Logan is now 23.5 inches, seems to have been hitting a lull in his growth hasn't shed in about 2 weeks. That being said, its like his brain is growing super fast. I can't believe how smart they are!


----------



## kellen.watkins (Oct 3, 2011)

mine is mostly white with a little brownish olive color on the back around the tail and is about 24"


----------



## new2tegus (Oct 6, 2011)

Mine is about the same length and mostly white with a little brown and olive.


----------



## Piercedcub32 (Oct 7, 2011)

UGH i wanted mine to be white! I'm not completely happy with him being brown but he is still an amazing animal! Perhaps next season i get one from a more popular breeding couple. mine this year is a sleet snow combo.


----------



## spark678 (Oct 8, 2011)

Dont they change color with age? Perhaps the brown and olive will turn white after time. Mines about 12" so well see if mine was born in a later batch of whiter extremes.


----------



## kellen.watkins (Oct 8, 2011)

All extremes dull out to a beige-ish color as they get old, but they. All seem to whiten up as they leave that juvenile stage, look at all of varnyards older extremes


----------



## slideaboot (Oct 8, 2011)

The white will come...patience. My guys are hefty yearlings and are still a bit yellow if anything. However, their heads are slowly lightening up. It'll happen...


----------



## Dirtydmc (Oct 9, 2011)

Dexter is really creamy.

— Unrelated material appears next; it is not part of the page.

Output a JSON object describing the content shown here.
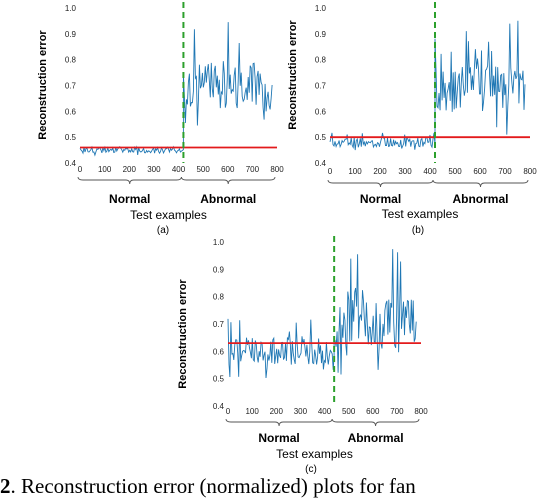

Kinda toasted looking.


----------



## reptastic (Oct 10, 2011)

My giant was dark, kinda greyish then at about 6 mos old he turned white then creamy with some dark features ie he head region, and he gets darker kinda like toasted coconuts hen he is in shed, they do get darker as they age


----------



## kellen.watkins (Oct 10, 2011)

Yes patience, from the threads I've been reading blues don't whiten up til about 6 months which is a. Relief cause eli is really brownish, vanillas head is bright white but olivish everywhere else


----------



## Piercedcub32 (Oct 11, 2011)

Thanks guys! Patience it is! LOL I keep forgetting they are only 4 months old ;o)


----------